GCP (terraform/litellm/gcp/)

                        ┌───────────────────────────────────────┐
                        │            Public Internet            │
                        └─────────────────┬─────────────────────┘
                                          │ HTTP/80
                          ┌───────────────▼───────────────┐
                          │ External HTTPS Load Balancer  │
                          │   (global, URL map routing)   │
                          └─┬─────────────┬─────────────┬─┘
                            │             │             │
                            │ Serverless NEGs (one per service)
                            │             │             │
              ┌─────────────▼───┐  ┌──────▼──────┐  ┌───▼──────────────┐
              │   Cloud Run     │  │  Cloud Run  │  │    Cloud Run     │
              │      (ui)       │  │  (gateway)  │  │    (backend)     │
              │      :3000      │  │   :4000     │  │      :4001       │
              └─────────────────┘  └──────┬──────┘  └────────┬─────────┘
                                          │                  │
                                          │ Serverless VPC Access connector
              ┌─── VPC (private services access range) ──────────────────┐
              │                                                          │
              │   ┌────────────────────────┐    ┌──────────────────┐    │
              │   │  Cloud SQL Postgres    │    │  Memorystore     │    │
              │   │  ┌───────┐  ┌───────┐  │    │  Redis           │    │
              │   │  │writer │  │reader │  │    └──────────────────┘    │
              │   │  └───────┘  └───────┘  │                            │
              │   └────────────────────────┘    ┌──────────────────┐    │
              │                                  │  GCS bucket      │    │
              │   ┌────────────────────────┐    │  (versioned)     │    │
              │   │  Secret Manager        │    └──────────────────┘    │
              │   │  • LITELLM_MASTER_KEY  │                            │
              │   │  • DB password         │    ┌──────────────────┐    │
              │   │  • user-supplied API   │    │ Cloud Run Job:   │    │
              │   │    keys (referenced)   │    │ prisma migrate   │    │
              │   └────────────────────────┘    │ deploy           │    │
              │                                  └──────────────────┘    │
              └──────────────────────────────────────────────────────────┘

Images

Both stacks take per-component image references as variables. The defaults point at the public ghcr.io/berriai/litellm-<component>:main-stable images, so the stack is runnable end-to-end without pre-flight setup — pin to a specific tag for production:

  • AWS can pull from any registry the task execution role can reach. The role gets AmazonECSTaskExecutionRolePolicy attached, which grants ECR pull permissions for repositories in the same account.

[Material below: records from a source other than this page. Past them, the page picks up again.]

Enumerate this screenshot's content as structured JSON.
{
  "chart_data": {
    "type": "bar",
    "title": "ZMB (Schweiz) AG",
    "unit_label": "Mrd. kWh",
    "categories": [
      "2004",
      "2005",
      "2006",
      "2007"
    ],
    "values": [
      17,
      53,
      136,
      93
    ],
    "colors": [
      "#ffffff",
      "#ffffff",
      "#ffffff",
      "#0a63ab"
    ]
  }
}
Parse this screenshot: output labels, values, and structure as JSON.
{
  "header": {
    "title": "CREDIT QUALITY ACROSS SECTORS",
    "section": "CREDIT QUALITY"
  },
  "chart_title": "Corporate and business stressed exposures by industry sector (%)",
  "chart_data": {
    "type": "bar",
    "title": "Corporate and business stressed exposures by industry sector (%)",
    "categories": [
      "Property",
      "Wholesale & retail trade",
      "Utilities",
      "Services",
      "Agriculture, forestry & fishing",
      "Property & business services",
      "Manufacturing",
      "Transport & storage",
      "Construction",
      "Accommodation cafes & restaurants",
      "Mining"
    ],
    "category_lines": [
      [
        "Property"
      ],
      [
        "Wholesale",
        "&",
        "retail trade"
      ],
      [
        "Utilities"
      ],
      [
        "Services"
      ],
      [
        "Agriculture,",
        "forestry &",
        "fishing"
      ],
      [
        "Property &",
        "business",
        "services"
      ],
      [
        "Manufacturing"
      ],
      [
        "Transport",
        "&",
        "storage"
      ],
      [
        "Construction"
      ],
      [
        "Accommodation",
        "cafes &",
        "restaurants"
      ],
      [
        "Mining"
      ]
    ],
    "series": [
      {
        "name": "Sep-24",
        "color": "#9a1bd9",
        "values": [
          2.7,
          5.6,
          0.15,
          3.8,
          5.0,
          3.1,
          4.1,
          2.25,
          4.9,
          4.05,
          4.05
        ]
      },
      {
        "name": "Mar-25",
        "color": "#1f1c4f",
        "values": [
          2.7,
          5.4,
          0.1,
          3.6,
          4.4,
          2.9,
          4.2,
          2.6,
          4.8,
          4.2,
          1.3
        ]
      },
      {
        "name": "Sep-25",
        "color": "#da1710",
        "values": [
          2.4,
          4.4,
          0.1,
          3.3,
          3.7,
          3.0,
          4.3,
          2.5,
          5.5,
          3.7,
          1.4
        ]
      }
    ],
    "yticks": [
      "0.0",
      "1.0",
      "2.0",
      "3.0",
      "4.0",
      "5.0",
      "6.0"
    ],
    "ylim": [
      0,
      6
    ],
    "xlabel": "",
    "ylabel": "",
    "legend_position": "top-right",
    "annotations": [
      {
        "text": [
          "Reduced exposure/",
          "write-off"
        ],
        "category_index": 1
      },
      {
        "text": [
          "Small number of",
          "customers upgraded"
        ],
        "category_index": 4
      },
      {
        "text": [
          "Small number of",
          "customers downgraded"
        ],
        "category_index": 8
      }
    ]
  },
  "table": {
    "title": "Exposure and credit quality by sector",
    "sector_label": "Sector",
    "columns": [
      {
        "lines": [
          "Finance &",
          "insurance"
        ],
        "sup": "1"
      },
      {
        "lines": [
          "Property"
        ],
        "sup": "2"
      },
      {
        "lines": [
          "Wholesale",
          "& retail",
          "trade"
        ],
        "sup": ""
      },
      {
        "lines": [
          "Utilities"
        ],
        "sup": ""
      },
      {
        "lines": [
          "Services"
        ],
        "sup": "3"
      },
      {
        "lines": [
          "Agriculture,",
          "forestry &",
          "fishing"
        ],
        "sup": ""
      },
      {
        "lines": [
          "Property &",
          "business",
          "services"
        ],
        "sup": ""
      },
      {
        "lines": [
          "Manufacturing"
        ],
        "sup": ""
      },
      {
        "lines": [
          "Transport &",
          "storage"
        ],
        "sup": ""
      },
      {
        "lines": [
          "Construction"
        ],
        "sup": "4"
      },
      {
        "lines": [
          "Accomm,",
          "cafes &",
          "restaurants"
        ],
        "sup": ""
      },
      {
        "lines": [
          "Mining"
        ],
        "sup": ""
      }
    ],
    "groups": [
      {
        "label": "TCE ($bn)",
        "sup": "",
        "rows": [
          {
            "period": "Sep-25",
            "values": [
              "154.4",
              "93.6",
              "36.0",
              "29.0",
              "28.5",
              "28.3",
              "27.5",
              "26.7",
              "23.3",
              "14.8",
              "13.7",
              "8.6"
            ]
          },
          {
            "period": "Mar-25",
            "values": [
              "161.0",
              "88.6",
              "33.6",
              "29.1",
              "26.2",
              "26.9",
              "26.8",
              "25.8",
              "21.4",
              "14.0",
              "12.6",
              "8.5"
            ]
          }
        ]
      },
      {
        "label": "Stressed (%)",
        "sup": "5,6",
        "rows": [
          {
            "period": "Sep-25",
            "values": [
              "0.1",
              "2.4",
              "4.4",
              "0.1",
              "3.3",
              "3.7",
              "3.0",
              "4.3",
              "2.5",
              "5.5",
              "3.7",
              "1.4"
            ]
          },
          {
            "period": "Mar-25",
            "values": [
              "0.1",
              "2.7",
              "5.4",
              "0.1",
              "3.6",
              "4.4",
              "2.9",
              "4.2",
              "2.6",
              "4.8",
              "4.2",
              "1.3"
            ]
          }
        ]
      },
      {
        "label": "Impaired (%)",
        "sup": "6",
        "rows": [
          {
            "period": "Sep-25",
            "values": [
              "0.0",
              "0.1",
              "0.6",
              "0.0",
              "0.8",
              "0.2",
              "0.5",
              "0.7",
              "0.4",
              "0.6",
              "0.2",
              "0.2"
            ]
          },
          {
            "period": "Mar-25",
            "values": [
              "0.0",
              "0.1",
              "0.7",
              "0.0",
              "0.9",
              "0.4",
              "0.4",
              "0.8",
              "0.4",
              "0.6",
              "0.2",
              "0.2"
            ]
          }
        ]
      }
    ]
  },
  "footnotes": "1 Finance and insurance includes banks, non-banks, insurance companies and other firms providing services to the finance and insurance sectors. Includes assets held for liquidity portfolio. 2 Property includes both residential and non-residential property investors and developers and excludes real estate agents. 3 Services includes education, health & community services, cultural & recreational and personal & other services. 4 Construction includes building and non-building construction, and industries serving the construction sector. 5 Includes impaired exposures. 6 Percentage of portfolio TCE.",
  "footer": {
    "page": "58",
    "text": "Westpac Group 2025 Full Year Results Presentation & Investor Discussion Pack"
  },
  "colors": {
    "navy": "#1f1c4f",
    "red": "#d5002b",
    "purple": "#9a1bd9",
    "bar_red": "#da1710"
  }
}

  • GCP Cloud Run can only pull from Artifact Registry or gcr.io-style registries. To use images hosted elsewhere, mirror them into Artifact Registry first.

Migrations

LiteLLM's proxy runs prisma migrate deploy at startup, but on first apply the gateway/backend can race the empty database. Both stacks expose a one-off migration task that runs python litellm/proxy/prisma_migration.py against the backend image:

  • AWS: an aws_ecs_task_definition (litellm-migrations). Run with aws ecs run-task — the command is printed in terraform output.
  • GCP: a google_cloud_run_v2_job (litellm-migrations). Run with gcloud run jobs execute — the command is printed in terraform output.

Run the migration job once after the first terraform apply and before the gateway/backend services start serving traffic.

What's not included

  • TLS certificates / custom domains. Both stacks expose plain-HTTP load balancers; bring your own ACM cert (AWS) or managed cert (GCP) and wire it into the LB resource.
  • Remote state backends. Default local state — add an s3 or gcs backend block to versions.tf when graduating to a team environment.
  • Observability beyond the cloud provider's defaults (CloudWatch logs on AWS, Cloud Logging on GCP). Wire your own Prometheus / Datadog / Langfuse via the *_extra_env variables.